BACKGROUND OF THE INVENTION 1. Field of the Invention The present invention relates to a method of manufacturing a semiconductor device. In particular, a magnetic RAM having a characteristic of higher speed than an SRAM, an integration such as a DRAM, and a nonvolatile memory such as a flash memory, is referred to as an MRAM. It relates to a technique for manufacturing.

Most semiconductor memory manufacturers are developing MRAM using ferromagnetic materials as one of the next generation memory devices.

The MRAM is a memory device capable of reading and writing information by forming a ferromagnetic thin film in multiple layers and sensing current changes according to the magnetization direction of each thin film. It is known that non-volatile memory operations such as flash memory can be performed.

The MRAM has a method of implementing a memory device using a giant magnetoresistive (GMR) phenomenon or a spin polarization magnetic permeation phenomenon, which occurs because spin has a great effect on electron transfer.

In the MRAM using the giant magnetoresistance (GMR) phenomenon, a GMR magnetic memory device is implemented by using a phenomenon in which the resistances in the case where the spin directions are different in the two magnetic layers having the nonmagnetic layer are different from each other are the same.

The MRAM using the spin polarization magnetic permeation phenomenon is a magnetic permeation junction memory device using a phenomenon that current permeation occurs much better than two cases in which the spin directions are the same in two magnetic layers having an insulating layer interposed therebetween.

However, the research on the MRAM is currently in an early stage, mainly focused on the formation of the multilayer magnetic thin film, and the research on the unit cell structure and the peripheral sensing circuit is still insufficient.

1 is a cross-sectional view showing a method of manufacturing a semiconductor device according to the prior art.

Referring to Figure 1,

The gate electrode 33, that is, the first word line, is formed on the semiconductor substrate 31.

The source / drain junction regions 35a and 35b are formed on both semiconductor substrates 31 of the word line 33, and the ground lines 37a and the first conductive layer 37b connected thereto are formed.

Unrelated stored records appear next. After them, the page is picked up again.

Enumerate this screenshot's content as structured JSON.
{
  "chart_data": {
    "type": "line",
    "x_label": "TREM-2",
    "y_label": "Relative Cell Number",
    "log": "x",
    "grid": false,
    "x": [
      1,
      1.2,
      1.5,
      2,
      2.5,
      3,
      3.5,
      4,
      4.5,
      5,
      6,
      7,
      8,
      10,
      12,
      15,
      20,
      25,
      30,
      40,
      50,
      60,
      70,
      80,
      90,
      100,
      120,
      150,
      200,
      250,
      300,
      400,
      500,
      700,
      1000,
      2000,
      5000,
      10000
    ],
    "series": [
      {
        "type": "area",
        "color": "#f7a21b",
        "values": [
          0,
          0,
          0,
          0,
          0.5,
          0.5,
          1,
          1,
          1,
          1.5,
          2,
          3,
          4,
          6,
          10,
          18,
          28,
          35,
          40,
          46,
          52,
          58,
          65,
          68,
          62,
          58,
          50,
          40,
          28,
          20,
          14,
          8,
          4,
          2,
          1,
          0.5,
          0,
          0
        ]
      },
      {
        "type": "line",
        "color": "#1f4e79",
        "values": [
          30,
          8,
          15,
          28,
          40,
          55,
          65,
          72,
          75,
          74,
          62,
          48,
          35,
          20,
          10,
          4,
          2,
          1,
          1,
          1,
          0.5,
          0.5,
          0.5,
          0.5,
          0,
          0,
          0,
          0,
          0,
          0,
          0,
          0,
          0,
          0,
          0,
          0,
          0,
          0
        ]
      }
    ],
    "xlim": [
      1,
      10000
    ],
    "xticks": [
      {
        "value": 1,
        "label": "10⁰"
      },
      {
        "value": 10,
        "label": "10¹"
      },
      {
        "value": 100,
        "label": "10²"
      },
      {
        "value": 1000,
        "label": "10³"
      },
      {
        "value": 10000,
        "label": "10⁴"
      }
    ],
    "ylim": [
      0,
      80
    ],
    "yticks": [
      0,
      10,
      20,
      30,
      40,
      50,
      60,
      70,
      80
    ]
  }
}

In this case, the ground line 37a is formed during the process of forming the first conductive layer 37b.

Next, a first interlayer insulating film 39 is formed to planarize the entire upper surface, and a first contact plug 41 is formed to expose the first conductive layer 41.

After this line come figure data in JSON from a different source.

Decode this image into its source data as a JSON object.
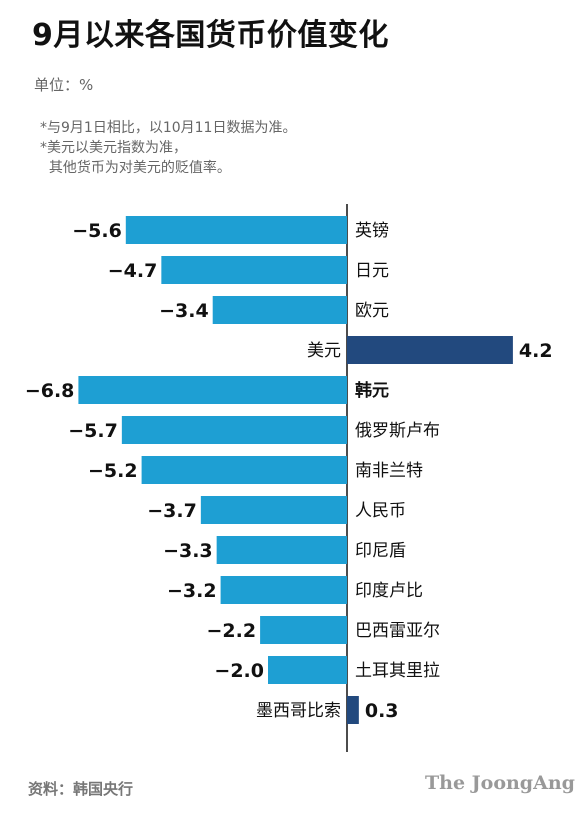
{
  "title": "9月以来各国货币价值变化",
  "unit": "单位：%",
  "notes": [
    "*与9月1日相比，以10月11日数据为准。",
    "*美元以美元指数为准，",
    "  其他货币为对美元的贬值率。"
  ],
  "source": "资料：韩国央行",
  "logo": "The JoongAng",
  "colors": {
    "negative": "#1e9fd3",
    "positive": "#22497e",
    "axis": "#111111",
    "label_bold": "韩元"
  },
  "chart_data": {
    "type": "bar",
    "orientation": "horizontal",
    "categories": [
      "英镑",
      "日元",
      "欧元",
      "美元",
      "韩元",
      "俄罗斯卢布",
      "南非兰特",
      "人民币",
      "印尼盾",
      "印度卢比",
      "巴西雷亚尔",
      "土耳其里拉",
      "墨西哥比索"
    ],
    "values": [
      -5.6,
      -4.7,
      -3.4,
      4.2,
      -6.8,
      -5.7,
      -5.2,
      -3.7,
      -3.3,
      -3.2,
      -2.2,
      -2.0,
      0.3
    ],
    "value_labels": [
      "−5.6",
      "−4.7",
      "−3.4",
      "4.2",
      "−6.8",
      "−5.7",
      "−5.2",
      "−3.7",
      "−3.3",
      "−3.2",
      "−2.2",
      "−2.0",
      "0.3"
    ],
    "highlight": "韩元",
    "title": "",
    "xlabel": "",
    "ylabel": "",
    "grid": false
  }
}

Then, the second conductive layer, which is the lower lead layer 43 connected to the first contact plug 41, is patterned.

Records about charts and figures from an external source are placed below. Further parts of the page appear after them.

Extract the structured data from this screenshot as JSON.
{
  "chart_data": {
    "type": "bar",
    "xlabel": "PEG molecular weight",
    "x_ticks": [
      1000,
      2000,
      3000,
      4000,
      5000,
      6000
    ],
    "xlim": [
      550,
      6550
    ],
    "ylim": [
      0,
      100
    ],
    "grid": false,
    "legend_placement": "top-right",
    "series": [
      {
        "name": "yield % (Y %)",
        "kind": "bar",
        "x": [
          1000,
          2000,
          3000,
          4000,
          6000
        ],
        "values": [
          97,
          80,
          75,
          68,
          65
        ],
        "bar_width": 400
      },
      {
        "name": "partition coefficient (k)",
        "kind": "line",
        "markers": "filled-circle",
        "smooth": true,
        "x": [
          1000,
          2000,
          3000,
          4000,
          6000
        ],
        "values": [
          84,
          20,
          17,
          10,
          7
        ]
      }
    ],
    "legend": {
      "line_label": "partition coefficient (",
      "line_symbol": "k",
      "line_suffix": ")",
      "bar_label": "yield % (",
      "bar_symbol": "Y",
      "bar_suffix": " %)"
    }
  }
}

A second interlayer insulating film 45 is formed to planarize the entire upper surface, and a second word line, which is a light line 47, is formed on the second interlayer insulating film 45.

A third interlayer insulating film 48 is formed to planarize an upper portion of the second word line, which is the light line 47.

In addition, a second contact plug 49 exposing the second conductive layer 43 is formed.

Then, the seed layer 51 connected to the second contact plug 49 is formed. In this case, the seed layer 51 is formed to overlap the light line 47 from the upper side of the second contact plug 49.

Then, an antiferromagnetic layer (not shown), pinned ferromagnetic 55, tunnel junction layer 57 and free ferromagnetic (top ferromagnetic) (top) of the seed layer 51 ( 59) is laminated to form a magnetic tunnel junction (MTJ) cell, but overlapping with the pattern size of the light line 47 is formed.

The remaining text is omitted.